Neandertaler eher unser Bruder als unser Cousin
"Im Grunde rehabilitiere ich die Neandertaler", sagt Julien Riel-Salvatore von der University of Colorado Denver. "Sie hatten sehr viel mehr geistige Ressourcen, als wir ihnen bisher zugestehen wollten." Riel-Salvatore hat sieben Jahre lang Neandertalstätten in ganz Italien erforscht. Vor 42.000 Jahren entstand in Norditalien die Kultur des Aurignacien, deren Auftreten in der anthropologischen Forschung ganz eng mit dem modernen Menschen assoziiert wird. Mittelitalien blieb dagegen weiterhin in der - älteren - Moustérien-Kultur. Hier lebten zu jener Zeit Neandertaler. Parallel dazu entwickelte sich im Süden Italiens eine neue Kultur, ebenfalls von Neandertalern: die Uluzzi-Kultur. Diese unterschied sich, wie Riel-Salvatore erkannte, sehr von der anderen Neandertaler-Kultur. Denn im Süden Italiens hatte sich vor rund 40.000 Jahren ein Klimawandel vollzogen, durch den die Region zunehmend trockener und wärmer wurde. Dies wirkte sich auch auf die Tierwelt aus. Statt großer Säugetiere gab es nun eher kleine Tiere. Die Neandertaler mussten sich an diese veränderten Bedingungen anpassen, denn sie waren vorher gewohnt, große Säugetiere zu jagen.

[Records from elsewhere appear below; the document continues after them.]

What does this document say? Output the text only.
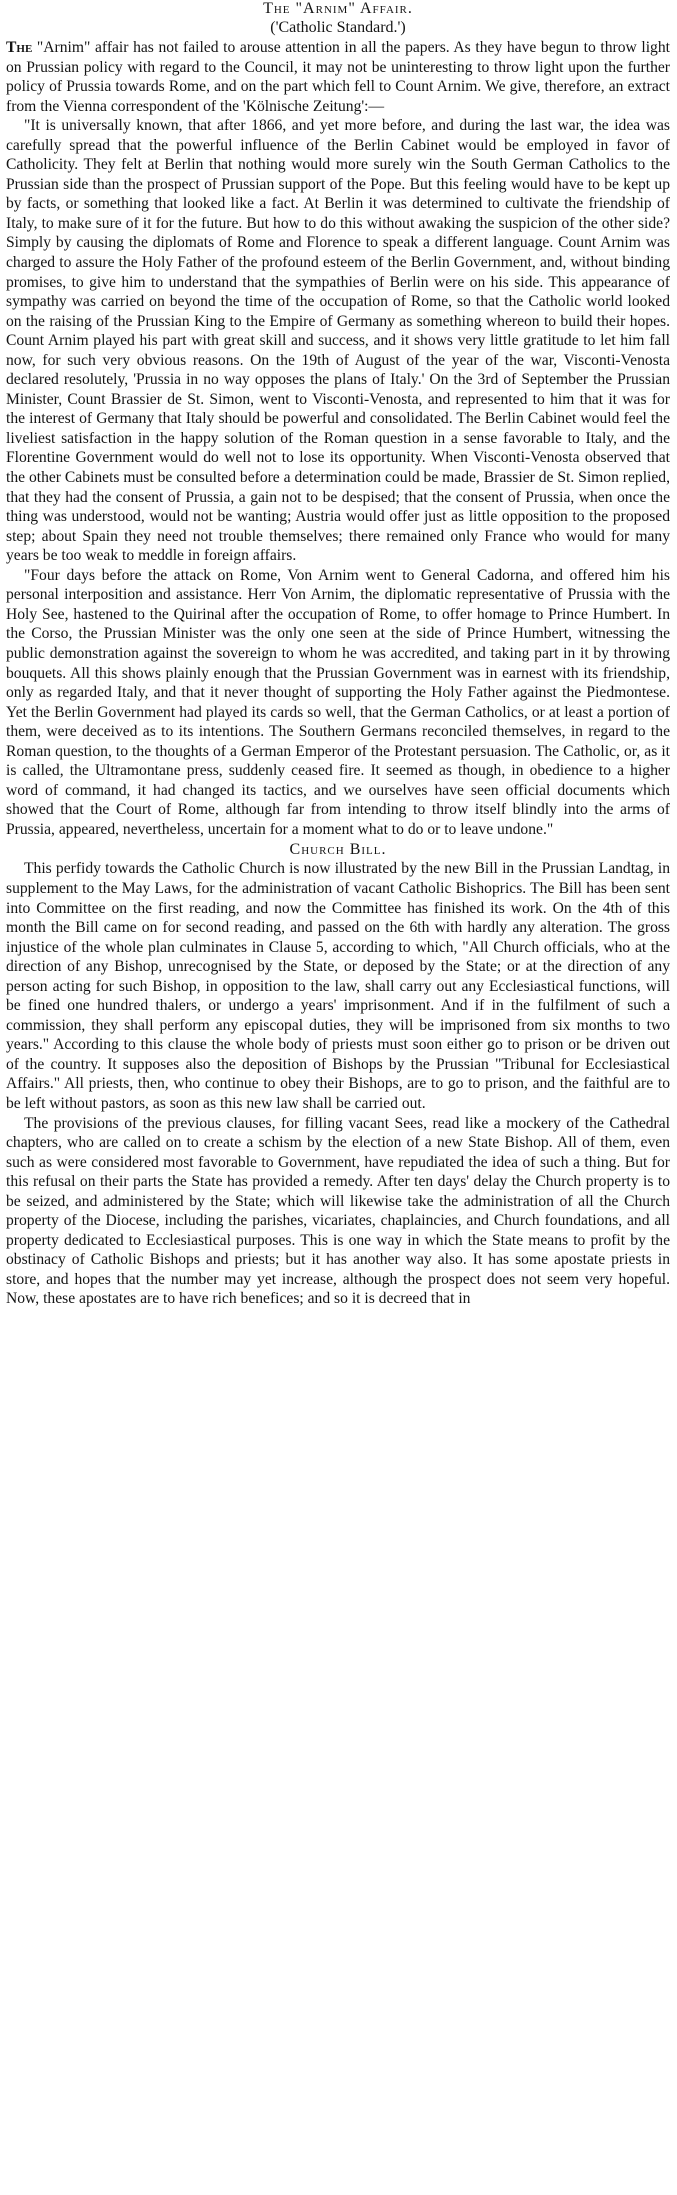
The "Arnim" Affair.

('Catholic Standard.')

The "Arnim" affair has not failed to arouse attention in all the papers. As they have begun to throw light on Prussian policy with regard to the Council, it may not be uninteresting to throw light upon the further policy of Prussia towards Rome, and on the part which fell to Count Arnim. We give, therefore, an extract from the Vienna correspondent of the 'Kölnische Zeitung':—

"It is universally known, that after 1866, and yet more before, and during the last war, the idea was carefully spread that the powerful influence of the Berlin Cabinet would be employed in favor of Catholicity. They felt at Berlin that nothing would more surely win the South German Catholics to the Prussian side than the prospect of Prussian support of the Pope. But this feeling would have to be kept up by facts, or something that looked like a fact. At Berlin it was determined to cultivate the friendship of Italy, to make sure of it for the future. But how to do this without awaking the suspicion of the other side? Simply by causing the diplomats of Rome and Florence to speak a different language. Count Arnim was charged to assure the Holy Father of the profound esteem of the Berlin Government, and, without binding promises, to give him to understand that the sympathies of Berlin were on his side. This appearance of sympathy was carried on beyond the time of the occupation of Rome, so that the Catholic world looked on the raising of the Prussian King to the Empire of Germany as something whereon to build their hopes. Count Arnim played his part with great skill and success, and it shows very little gratitude to let him fall now, for such very obvious reasons. On the 19th of August of the year of the war, Visconti-Venosta declared resolutely, 'Prussia in no way opposes the plans of Italy.' On the 3rd of September the Prussian Minister, Count Brassier de St. Simon, went to Visconti-Venosta, and represented to him that it was for the interest of Germany that Italy should be powerful and consolidated. The Berlin Cabinet would feel the liveliest satisfaction in the happy solution of the Roman question in a sense favorable to Italy, and the Florentine Government would do well not to lose its opportunity. When Visconti-Venosta observed that the other Cabinets must be consulted before a determination could be made, Brassier de St. Simon replied, that they had the consent of Prussia, a gain not to be despised; that the consent of Prussia, when once the thing was understood, would not be wanting; Austria would offer just as little opposition to the proposed step; about Spain they need not trouble themselves; there remained only France who would for many years be too weak to meddle in foreign affairs.

"Four days before the attack on Rome, Von Arnim went to General Cadorna, and offered him his personal interposition and assistance. Herr Von Arnim, the diplomatic representative of Prussia with the Holy See, hastened to the Quirinal after the occupation of Rome, to offer homage to Prince Humbert. In the Corso, the Prussian Minister was the only one seen at the side of Prince Humbert, witnessing the public demonstration against the sovereign to whom he was accredited, and taking part in it by throwing bouquets. All this shows plainly enough that the Prussian Government was in earnest with its friendship, only as regarded Italy, and that it never thought of supporting the Holy Father against the Piedmontese. Yet the Berlin Government had played its cards so well, that the German Catholics, or at least a portion of them, were deceived as to its intentions. The Southern Germans reconciled themselves, in regard to the Roman question, to the thoughts of a German Emperor of the Protestant persuasion. The Catholic, or, as it is called, the Ultramontane press, suddenly ceased fire. It seemed as though, in obedience to a higher word of command, it had changed its tactics, and we ourselves have seen official documents which showed that the Court of Rome, although far from intending to throw itself blindly into the arms of Prussia, appeared, nevertheless, uncertain for a moment what to do or to leave undone."

Church Bill.

This perfidy towards the Catholic Church is now illustrated by the new Bill in the Prussian Landtag, in supplement to the May Laws, for the administration of vacant Catholic Bishoprics. The Bill has been sent into Committee on the first reading, and now the Committee has finished its work. On the 4th of this month the Bill came on for second reading, and passed on the 6th with hardly any alteration. The gross injustice of the whole plan culminates in Clause 5, according to which, "All Church officials, who at the direction of any Bishop, unrecognised by the State, or deposed by the State; or at the direction of any person acting for such Bishop, in opposition to the law, shall carry out any Ecclesiastical functions, will be fined one hundred thalers, or undergo a years' imprisonment. And if in the fulfilment of such a commission, they shall perform any episcopal duties, they will be imprisoned from six months to two years." According to this clause the whole body of priests must soon either go to prison or be driven out of the country. It supposes also the deposition of Bishops by the Prussian "Tribunal for Ecclesiastical Affairs." All priests, then, who continue to obey their Bishops, are to go to prison, and the faithful are to be left without pastors, as soon as this new law shall be carried out.

The provisions of the previous clauses, for filling vacant Sees, read like a mockery of the Cathedral chapters, who are called on to create a schism by the election of a new State Bishop. All of them, even such as were considered most favorable to Government, have repudiated the idea of such a thing. But for this refusal on their parts the State has provided a remedy. After ten days' delay the Church property is to be seized, and administered by the State; which will likewise take the administration of all the Church property of the Diocese, including the parishes, vicariates, chaplaincies, and Church foundations, and all property dedicated to Ecclesiastical purposes. This is one way in which the State means to profit by the obstinacy of Catholic Bishops and priests; but it has another way also. It has some apostate priests in store, and hopes that the number may yet increase, although the prospect does not seem very hopeful. Now, these apostates are to have rich benefices; and so it is decreed that in
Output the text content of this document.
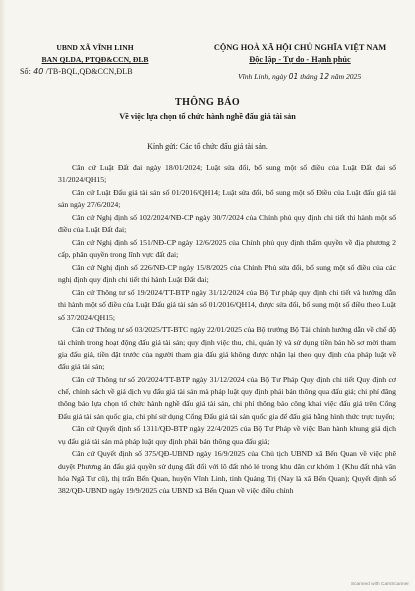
UBND XÃ VĨNH LINH
BAN QLDA, PTQĐ&CCN, ĐLB
CỘNG HOÀ XÃ HỘI CHỦ NGHĨA VIỆT NAM
Độc lập - Tự do - Hạnh phúc
Số: 40 /TB-BQL,QĐ&CCN,ĐLB
Vĩnh Linh, ngày 01 tháng 12 năm 2025
THÔNG BÁO
Về việc lựa chọn tổ chức hành nghề đấu giá tài sản
Kính gửi: Các tổ chức đấu giá tài sản.

Căn cứ Luật Đất đai ngày 18/01/2024; Luật sửa đổi, bổ sung một số điều của Luật Đất đai số 31/2024/QH15;

Căn cứ Luật Đấu giá tài sản số 01/2016/QH14; Luật sửa đổi, bổ sung một số Điều của Luật đấu giá tài sản ngày 27/6/2024;

Căn cứ Nghị định số 102/2024/NĐ-CP ngày 30/7/2024 của Chính phủ quy định chi tiết thi hành một số điều của Luật Đất đai;

Căn cứ Nghị định số 151/NĐ-CP ngày 12/6/2025 của Chính phủ quy định thẩm quyền về địa phương 2 cấp, phân quyền trong lĩnh vực đất đai;

Căn cứ Nghị định số 226/NĐ-CP ngày 15/8/2025 của Chính Phủ sửa đổi, bổ sung một số điều của các nghị định quy định chi tiết thi hành Luật Đất đai;

Căn cứ Thông tư số 19/2024/TT-BTP ngày 31/12/2024 của Bộ Tư pháp quy định chi tiết và hướng dẫn thi hành một số điều của Luật Đấu giá tài sản số 01/2016/QH14, được sửa đổi, bổ sung một số điều theo Luật số 37/2024/QH15;

Căn cứ Thông tư số 03/2025/TT-BTC ngày 22/01/2025 của Bộ trưởng Bộ Tài chính hướng dẫn về chế độ tài chính trong hoạt động đấu giá tài sản; quy định việc thu, chi, quản lý và sử dụng tiền bán hồ sơ mời tham gia đấu giá, tiền đặt trước của người tham gia đấu giá không được nhận lại theo quy định của pháp luật về đấu giá tài sản;

Căn cứ Thông tư số 20/2024/TT-BTP ngày 31/12/2024 của Bộ Tư Pháp Quy định chi tiết Quy định cơ chế, chính sách về giá dịch vụ đấu giá tài sản mà pháp luật quy định phải bán thông qua đấu giá; chi phí đăng thông báo lựa chọn tổ chức hành nghề đấu giá tài sản, chi phí thông báo công khai việc đấu giá trên Cổng Đấu giá tài sản quốc gia, chi phí sử dụng Cổng Đấu giá tài sản quốc gia để đấu giá bằng hình thức trực tuyến;

Căn cứ Quyết định số 1311/QĐ-BTP ngày 22/4/2025 của Bộ Tư Pháp về việc Ban hành khung giá dịch vụ đấu giá tài sản mà pháp luật quy định phải bán thông qua đấu giá;

Căn cứ Quyết định số 375/QĐ-UBND ngày 16/9/2025 của Chủ tịch UBND xã Bến Quan về việc phê duyệt Phương án đấu giá quyền sử dụng đất đối với lô đất nhỏ lẻ trong khu dân cư khóm 1 (Khu đất nhà văn hóa Ngã Tư cũ), thị trấn Bến Quan, huyện Vĩnh Linh, tỉnh Quảng Trị (Nay là xã Bến Quan); Quyết định số 382/QĐ-UBND ngày 19/9/2025 của UBND xã Bến Quan về việc điều chỉnh

Scanned with CamScanner
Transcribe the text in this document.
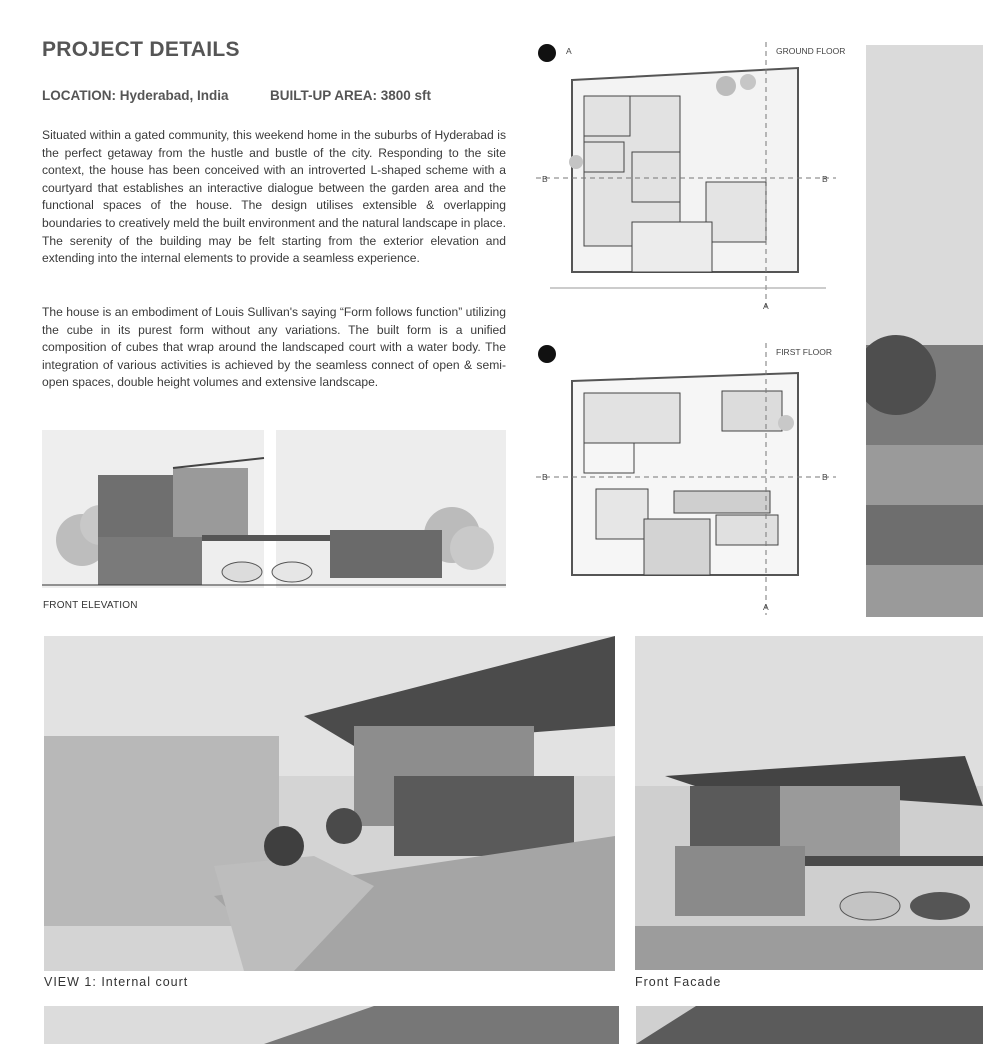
PROJECT DETAILS
LOCATION: Hyderabad, India	BUILT-UP AREA: 3800 sft
Situated within a gated community, this weekend home in the suburbs of Hyderabad is the perfect getaway from the hustle and bustle of the city. Responding to the site context, the house has been conceived with an introverted L-shaped scheme with a courtyard that establishes an interactive dialogue between the garden area and the functional spaces of the house. The design utilises extensible & overlapping boundaries to creatively meld the built environment and the natural landscape in place. The serenity of the building may be felt starting from the exterior elevation and extending into the internal elements to provide a seamless experience.
The house is an embodiment of Louis Sullivan's saying “Form follows function” utilizing the cube in its purest form without any variations. The built form is a unified composition of cubes that wrap around the landscaped court with a water body. The integration of various activities is achieved by the seamless connect of open & semi-open spaces, double height volumes and extensive landscape.
FRONT ELEVATION
A	GROUND FLOOR
B	B
A
FIRST FLOOR
B	B
A
VIEW 1: Internal court	Front Facade
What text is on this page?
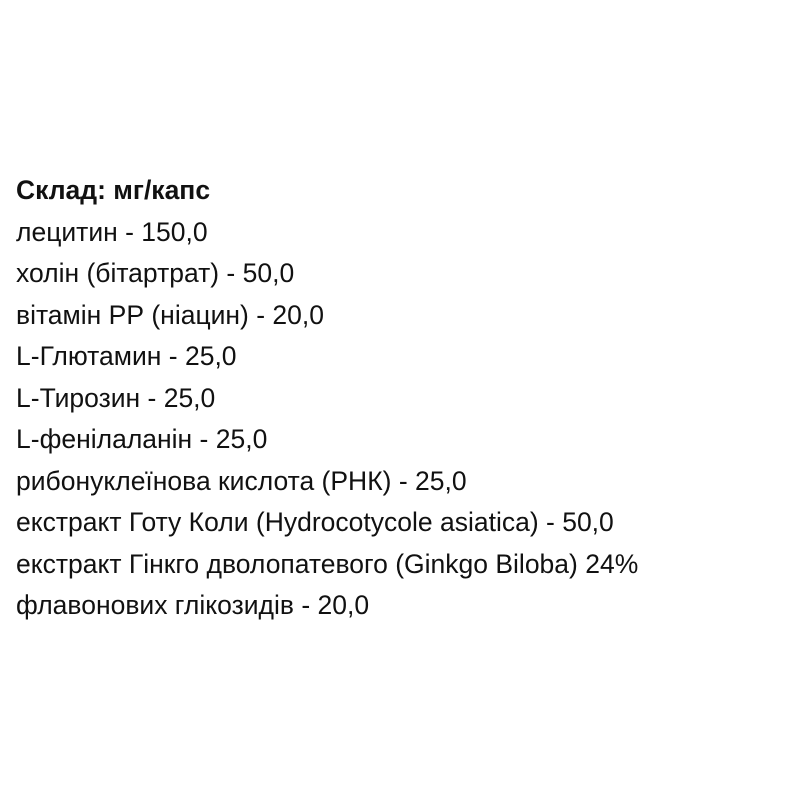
Склад: мг/капс
лецитин - 150,0
холін (бітартрат) - 50,0
вітамін РР (ніацин) - 20,0
L-Глютамин - 25,0
L-Тирозин - 25,0
L-фенілаланін - 25,0
рибонуклеїнова кислота (РНК) - 25,0
екстракт Готу Коли (Hydrocotycole asiatica) - 50,0
екстракт Гінкго дволопатевого (Ginkgo Biloba) 24%
флавонових глікозидів - 20,0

Nun stellten sie Pfeile und Bogen her – wendiges Jagdwerkzeug –, um das Kleinwild zu erlegen.
"Meine Schlussfolgerung ist, dass im Falle, wenn die Uluzzi-Kultur eine Neandertaler-Kultur war, Kontakte mit modernen Menschen gar nicht erforderlich waren, um den Ursprung dieses neuen Verhaltens zu erklären", erklärt Riel-Salvatore. "Wenn wir zeigen, dass Neandertaler aus sich heraus etwas Neues entwickeln konnten, wirft dies ein ganz neues Licht auf sie. Wir und sie sind eher Brüder als entfernte Cousins."